Dezna was my closest childhood friend, and moments we spent over cereal and tea, the walk to the bus stop on spring mornings, the games we invented with tennis balls and the geometric bends of my house’s shingled roof, allowed her to pour into my ear the West Indian time signature, the syntactic steel drum. From her taunting calls at wrestlers (we got into WWF together, favoring the Undertaker and under-the-radar uber-Jew Randy Savage), tempered with afternoon warnings directed at the television during The Young and the Restless (“Dohn go in der, girl?”), I have retained, in the most instinctive elements of my speech, the diminished final T, the rhythmic jump, the last word of a statement hurling up interrogatively toward an unnecessary question mark. We share, by osmosis, this sing-song accent, harmonized in a sort of Haftorah-trope progression, incanted in pedal-held beats. The accent is not merely Dezna’s fault, but her phylogenic begetting, the prolongation of her most amazing feature.
My Jamaican way of speaking is perhaps, strictly speaking, less an accent than intonation or rhythm. If you’d listened to Dezna and to me, our lilts would sound the same, our reduced O’s identical. She kept diphthongs beautifully closed and flat, saying “cow” or “now” with an almost Irish brogue. Instead of “Ross and I,” she would say “Ruhss and m’self.” “This thing” became “Dis ting.” At bathtime, “dirty” was somehow “dutty” in our Jam-Down speech. “Somebody” was “samdi,” and “you all” became “uno.” Dezna also colored her speech with incorrect colloquialisms to spice up her syntax. My own speech is moistened, colored, more muscular because of the variety of sounds to which I was exposed.

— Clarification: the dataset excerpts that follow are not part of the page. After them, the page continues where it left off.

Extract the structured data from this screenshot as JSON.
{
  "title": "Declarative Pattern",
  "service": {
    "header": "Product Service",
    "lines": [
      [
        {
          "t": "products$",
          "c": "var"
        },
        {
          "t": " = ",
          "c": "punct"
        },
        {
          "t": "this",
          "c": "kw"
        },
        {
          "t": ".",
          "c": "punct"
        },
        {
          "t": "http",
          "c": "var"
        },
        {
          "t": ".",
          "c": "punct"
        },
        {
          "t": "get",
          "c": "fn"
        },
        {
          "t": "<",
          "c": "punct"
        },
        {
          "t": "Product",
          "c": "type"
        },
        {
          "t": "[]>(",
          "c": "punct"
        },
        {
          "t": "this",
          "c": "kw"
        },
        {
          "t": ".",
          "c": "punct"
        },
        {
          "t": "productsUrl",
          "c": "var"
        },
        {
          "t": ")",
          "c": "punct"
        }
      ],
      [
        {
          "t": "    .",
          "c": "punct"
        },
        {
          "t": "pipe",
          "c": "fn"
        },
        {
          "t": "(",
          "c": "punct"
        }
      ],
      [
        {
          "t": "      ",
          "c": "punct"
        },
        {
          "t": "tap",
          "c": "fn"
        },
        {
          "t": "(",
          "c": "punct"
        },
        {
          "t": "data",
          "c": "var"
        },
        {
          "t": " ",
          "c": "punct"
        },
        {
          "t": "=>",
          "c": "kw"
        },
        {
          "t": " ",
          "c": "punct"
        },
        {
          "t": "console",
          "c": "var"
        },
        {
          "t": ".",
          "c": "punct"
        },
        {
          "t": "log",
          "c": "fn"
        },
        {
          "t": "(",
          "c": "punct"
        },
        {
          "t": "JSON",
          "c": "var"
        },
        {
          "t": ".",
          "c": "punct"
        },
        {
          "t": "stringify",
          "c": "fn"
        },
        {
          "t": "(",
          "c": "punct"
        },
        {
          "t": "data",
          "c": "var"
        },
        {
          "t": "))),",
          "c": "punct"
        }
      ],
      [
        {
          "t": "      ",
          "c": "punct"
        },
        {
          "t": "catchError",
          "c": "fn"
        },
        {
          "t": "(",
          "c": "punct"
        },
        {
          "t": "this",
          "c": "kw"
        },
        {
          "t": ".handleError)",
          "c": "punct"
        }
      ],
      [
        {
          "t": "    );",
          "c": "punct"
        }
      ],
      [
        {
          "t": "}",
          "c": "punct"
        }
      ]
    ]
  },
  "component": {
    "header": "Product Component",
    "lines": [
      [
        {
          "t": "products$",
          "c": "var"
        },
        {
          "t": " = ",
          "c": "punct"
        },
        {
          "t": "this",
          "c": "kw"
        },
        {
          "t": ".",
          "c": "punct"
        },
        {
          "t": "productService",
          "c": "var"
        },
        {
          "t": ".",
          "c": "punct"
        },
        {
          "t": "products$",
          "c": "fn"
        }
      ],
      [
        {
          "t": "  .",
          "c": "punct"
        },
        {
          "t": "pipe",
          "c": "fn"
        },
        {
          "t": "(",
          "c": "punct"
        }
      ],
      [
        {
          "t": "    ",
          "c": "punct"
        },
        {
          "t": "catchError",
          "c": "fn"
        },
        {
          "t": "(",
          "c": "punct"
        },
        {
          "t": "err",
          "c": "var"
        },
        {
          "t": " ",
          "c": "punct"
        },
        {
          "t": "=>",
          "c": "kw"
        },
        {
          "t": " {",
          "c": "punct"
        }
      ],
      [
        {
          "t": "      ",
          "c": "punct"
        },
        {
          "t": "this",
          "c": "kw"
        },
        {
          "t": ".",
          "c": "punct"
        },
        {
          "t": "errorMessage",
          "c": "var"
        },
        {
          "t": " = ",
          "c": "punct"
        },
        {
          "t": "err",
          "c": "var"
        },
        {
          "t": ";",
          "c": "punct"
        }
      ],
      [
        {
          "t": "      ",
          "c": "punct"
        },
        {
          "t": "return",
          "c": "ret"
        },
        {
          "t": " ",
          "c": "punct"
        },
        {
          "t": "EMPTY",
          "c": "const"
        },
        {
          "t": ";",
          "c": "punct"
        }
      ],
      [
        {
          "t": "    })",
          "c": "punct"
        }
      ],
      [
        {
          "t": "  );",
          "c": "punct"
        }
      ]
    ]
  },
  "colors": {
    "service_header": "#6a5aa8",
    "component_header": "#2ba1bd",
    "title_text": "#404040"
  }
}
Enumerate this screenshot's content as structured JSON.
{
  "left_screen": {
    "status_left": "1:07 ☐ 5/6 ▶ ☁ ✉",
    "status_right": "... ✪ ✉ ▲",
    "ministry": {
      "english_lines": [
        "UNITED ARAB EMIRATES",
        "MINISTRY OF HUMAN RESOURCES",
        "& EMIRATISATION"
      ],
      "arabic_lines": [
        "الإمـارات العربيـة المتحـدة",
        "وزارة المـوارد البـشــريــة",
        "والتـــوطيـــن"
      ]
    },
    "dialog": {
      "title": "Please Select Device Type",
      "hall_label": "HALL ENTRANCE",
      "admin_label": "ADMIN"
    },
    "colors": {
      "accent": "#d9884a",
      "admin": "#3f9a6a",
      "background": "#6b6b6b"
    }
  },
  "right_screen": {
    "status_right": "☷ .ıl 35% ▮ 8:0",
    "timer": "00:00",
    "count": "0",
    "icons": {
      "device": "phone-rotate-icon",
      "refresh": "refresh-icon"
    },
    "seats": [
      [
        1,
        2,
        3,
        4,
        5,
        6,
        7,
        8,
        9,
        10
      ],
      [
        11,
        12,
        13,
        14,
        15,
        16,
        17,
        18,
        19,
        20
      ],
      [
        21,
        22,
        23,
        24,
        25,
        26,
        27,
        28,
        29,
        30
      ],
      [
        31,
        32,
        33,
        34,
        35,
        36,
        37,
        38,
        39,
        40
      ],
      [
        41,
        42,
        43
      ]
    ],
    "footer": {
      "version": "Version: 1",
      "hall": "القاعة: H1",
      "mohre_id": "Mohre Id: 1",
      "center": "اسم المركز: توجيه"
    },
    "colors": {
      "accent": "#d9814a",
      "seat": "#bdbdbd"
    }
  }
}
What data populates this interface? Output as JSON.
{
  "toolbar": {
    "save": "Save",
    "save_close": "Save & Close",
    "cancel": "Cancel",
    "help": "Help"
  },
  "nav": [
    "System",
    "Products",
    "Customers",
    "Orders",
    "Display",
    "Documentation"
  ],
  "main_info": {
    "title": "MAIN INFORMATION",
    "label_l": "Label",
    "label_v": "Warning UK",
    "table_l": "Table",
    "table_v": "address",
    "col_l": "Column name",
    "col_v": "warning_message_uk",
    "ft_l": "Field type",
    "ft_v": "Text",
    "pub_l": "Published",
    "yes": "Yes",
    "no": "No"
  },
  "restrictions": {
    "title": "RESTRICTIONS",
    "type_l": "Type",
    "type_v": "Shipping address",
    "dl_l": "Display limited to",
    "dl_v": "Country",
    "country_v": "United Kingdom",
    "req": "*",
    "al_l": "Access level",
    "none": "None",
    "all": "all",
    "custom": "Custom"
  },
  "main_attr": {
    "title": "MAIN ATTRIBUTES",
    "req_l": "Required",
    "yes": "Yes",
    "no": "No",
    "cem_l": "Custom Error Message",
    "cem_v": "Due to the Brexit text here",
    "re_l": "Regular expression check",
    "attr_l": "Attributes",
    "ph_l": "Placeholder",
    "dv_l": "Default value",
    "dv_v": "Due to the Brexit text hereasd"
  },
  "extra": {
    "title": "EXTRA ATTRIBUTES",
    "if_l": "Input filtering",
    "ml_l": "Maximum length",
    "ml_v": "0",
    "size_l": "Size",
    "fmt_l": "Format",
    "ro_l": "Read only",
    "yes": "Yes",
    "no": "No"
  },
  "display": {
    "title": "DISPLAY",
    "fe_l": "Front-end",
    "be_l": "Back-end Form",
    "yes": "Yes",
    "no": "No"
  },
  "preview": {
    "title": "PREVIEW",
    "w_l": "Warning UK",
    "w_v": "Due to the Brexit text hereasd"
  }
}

In fact, she exposed me to more than language. My whole upbringing spliced together a Jamaican cultural immersion alongside my American Jewish upbringing; with all the johnnycake dumplings and ginger beer and salted codfish she fed us, it was almost Study Abroad Montego Bay. But like any study program, it had to end. In 1999, I was bar mitzvahed—no longer a child, no longer in need of a nanny—and Dezna moved out.
Later, when I lived for a year in Crown Heights, that smattering of Orthodox Jews and Caribbean refugees, I felt the Brooklyn neighborhood was ideal for my binary character. Though I consented to the be-payosed lulav squad who tracked me down and made me shake to reaffirm God’s existence, though I attended a service at the Chabad-Lubavitch mecca at 770 Eastern Parkway and went to Shabbat dinners in the neighborhood, I found just as much connection eating jerk chicken at The Islands or from some random beef-patty joints. I moved seamlessly through Crown Heights. After all, my poufy Jew-fro, standing on end as if Kafka had gotten friendly with an electrical outlet, could have put me into either of two categories: New Age rabbi with a Samson complex, or reggae star extraordinaire.
Dezna and I remained in contact. When I spoke to her over the phone, a slight smile of pride appeared on my lips when I heard in our dialogue the clangor of a Jon Connu troupe, the syncopated Caribbean rhythms, the swished vowels of our One Love accent woven into our language.
And so it was terrifying to stand over her hospital bed in Newark, as I did the fall before last, and see my childhood savior supported through an IV feeding tube. Hard to call her name and have her not hear through some deep sleep, unable to voice any response. But that voice, the Jamaican voice that is my most prized asset when I greet the world, carries on her memory within me. It is the voice that sang Kaddish for Dezna when she died, and the one that maintains the fluidity, the Jewish-Jamaican encoding with which I so proudly make my pronunciations.